Introduzione: L’immaginario di un futuro in cui i pensieri umani sono verbalizzati attraverso una sorta di interfaccia esterna porta con sé interrogativi sulla privacy individuale e sulla libertà di scelta. Questa prospettiva  inquietante suscita un’attenta riflessione sulle normative e sulle linee guida necessarie per regolamentare queste tecnologie che possono avere un utilizzo benefico.
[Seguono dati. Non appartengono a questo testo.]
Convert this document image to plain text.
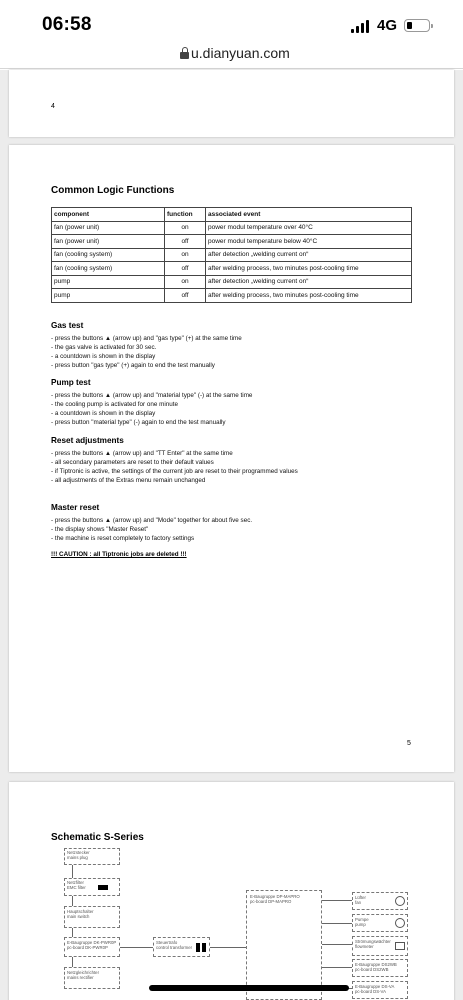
06:58	4G
u.dianyuan.com
4
Common Logic Functions
component	function	associated event
fan (power unit)	on	power modul temperature over 40°C
fan (power unit)	off	power modul temperature below 40°C
fan (cooling system)	on	after detection „welding current on“
fan (cooling system)	off	after welding process, two minutes post-cooling time
pump	on	after detection „welding current on“
pump	off	after welding process, two minutes post-cooling time
Gas test
- press the buttons ▲ (arrow up) and "gas type" (+) at the same time
- the gas valve is activated for 30 sec.
- a countdown is shown in the display
- press button "gas type" (+) again to end the test manually
Pump test
- press the buttons ▲ (arrow up) and "material type" (-) at the same time
- the cooling pump is activated for one minute
- a countdown is shown in the display
- press button "material type" (-) again to end the test manually
Reset adjustments
- press the buttons ▲ (arrow up) and "TT Enter" at the same time
- all secondary parameters are reset to their default values
- if Tiptronic is active, the settings of the current job are reset to their programmed values
- all adjustments of the Extras menu remain unchanged
Master reset
- press the buttons ▲ (arrow up) and "Mode" together for about five sec.
- the display shows "Master Reset"
- the machine is reset completely to factory settings
!!! CAUTION : all Tiptronic jobs are deleted !!!
5
Schematic S-Series
Netzstecker
mains plug
Netzfilter
EMC filter
Hauptschalter
main switch
E-Baugruppe DK-PWR0P
pc-board DK-PWR0P
Steuertrafo
control transformer
Netzgleichrichter
mains rectifier
E-Baugruppe DP-MAPRO
pc-board DP-MAPRO
Lüfter
fan
Pumpe
pump
Strömungswächter
flowmeter
E-Baugruppe DS2WB
pc-board DS2WB
E-Baugruppe DS-VA
pc-board DS-VA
Va sottolineato infatti il potenziale positivo di queste tecnologie, in particolare nel supporto a individui affetti da gravi patologie neurologiche, come la sindrome di Locked-in, per migliorare la loro comunicazione e interazione con il mondo esterno.

Esperimenti sull’attività cerebrale: La ricerca scientifica condotta da vari studiosi, come il professor John Smith dell’Università di Cambridge e il dottor Maria Garcia presso il Max Planck Institute, ha aperto la strada a un approfondimento delle complesse attività cerebrali. Questi scienziati hanno utilizzato tecniche come l’elettroencefalografia (EEG) e la risonanza magnetica funzionale (fMRI) su primati e partecipanti umani per mappare le regioni cerebrali coinvolte nei processi decisionali, emotivi e motori, aprendo nuove prospettive sul funzionamento del cervello.

Interfaccia cervello-computer: La ricerca sull’interfaccia cervello-computer ha rappresentato una pietra miliare nella neuroscienza. Il dottor Carlos Rodriguez dell’Università di Stanford ha studiato l’optogenetica, manipolando i circuiti cerebrali nei topi per impiantare immagini artificiali. Questa ricerca ha aperto prospettive sulla manipolazione delle esperienze sensoriali attraverso il controllo diretto di specifici circuiti cerebrali. Nel frattempo, il professor Emily Johnson di Harvard ha sviluppato un dispositivo che consente ai partecipanti umani di controllare uno schermo attraverso l’attività cerebrale, aprendo nuove vie di comunicazione per le persone con disabilità gravi.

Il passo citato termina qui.